American inventor (1845–1889)

Henry Smith Craven (14 October 1845, Bound Brook, New Jersey – 7 December 1889, Brooklyn, New York) was an American inventor, civil and military engineer.

==Biography==
He was a son of Thomas Tingey Craven, a United States Navy officer.
He studied in St. John's College, Annapolis, Maryland, and later in the scientific department of Hobart College, but did not graduate, since he entered the United States Army shortly before the close of the Civil War. He later received an honorary degree of B.S. from Hobart in 1878.

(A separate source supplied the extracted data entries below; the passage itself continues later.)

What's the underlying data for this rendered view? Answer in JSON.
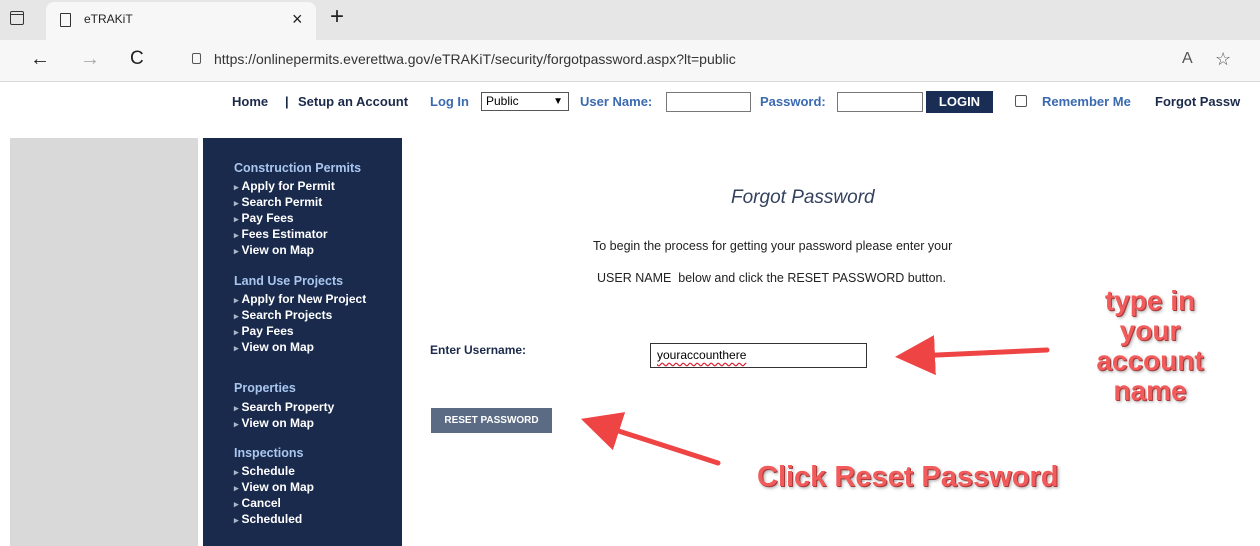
{
  "browser": {
    "tab_title": "eTRAKiT",
    "tab_close": "×",
    "new_tab": "+",
    "url": "https://onlinepermits.everettwa.gov/eTRAKiT/security/forgotpassword.aspx?lt=public",
    "back": "←",
    "forward": "→",
    "reload": "C",
    "read_aloud": "A",
    "favorites": "☆"
  },
  "loginbar": {
    "home": "Home",
    "separator": "|",
    "setup": "Setup an Account",
    "login_in": "Log In",
    "role_select": "Public",
    "username_label": "User Name:",
    "password_label": "Password:",
    "login_button": "LOGIN",
    "remember_me": "Remember Me",
    "forgot": "Forgot Passw"
  },
  "sidebar": {
    "sections": [
      {
        "heading": "Construction Permits",
        "items": [
          "Apply for Permit",
          "Search Permit",
          "Pay Fees",
          "Fees Estimator",
          "View on Map"
        ]
      },
      {
        "heading": "Land Use Projects",
        "items": [
          "Apply for New Project",
          "Search Projects",
          "Pay Fees",
          "View on Map"
        ]
      },
      {
        "heading": "Properties",
        "items": [
          "Search Property",
          "View on Map"
        ]
      },
      {
        "heading": "Inspections",
        "items": [
          "Schedule",
          "View on Map",
          "Cancel",
          "Scheduled"
        ]
      }
    ]
  },
  "main": {
    "title": "Forgot Password",
    "line1": "To begin the process for getting your password please enter your",
    "line2": "USER NAME  below and click the RESET PASSWORD button.",
    "enter_label": "Enter Username:",
    "username_value": "youraccounthere",
    "reset_button": "RESET PASSWORD"
  },
  "annotations": {
    "type_in_lines": [
      "type in",
      "your",
      "account",
      "name"
    ],
    "click_reset": "Click Reset Password",
    "color": "#f15b5b"
  }
}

He obtained employment on the Croton works in New York City, but in 1866 went to California and became secretary, with the rank of lieutenant, to his father, then commanding the North Pacific Squadron, and in 1869 was appointed assistant civil engineer of the navy yard at Mare Island. This office he resigned in 1872, and then practiced his profession in San Francisco until 1879. He was commissioned civil engineer in the U. S. Navy during the latter year, and ordered to Chester, Pennsylvania, where he was occupied with the construction of the iron floating dock then building for the Pensacola Navy Yard. Later he was ordered to the navy yard at League Island, Pennsylvania, and in July 1881, was sent to the navy yard at Portsmouth, New Hampshire, and in September 1882, assigned to special duty at Coaster's Harbor Training Station. He was granted leave of absence in 1883, and took charge of the construction of the new Croton aqueduct in New York, up to March 1886.

He invented an automatic trip for mining buckets (1876), and a tunneling machine (1883). He was a member of the American Society of Civil Engineers.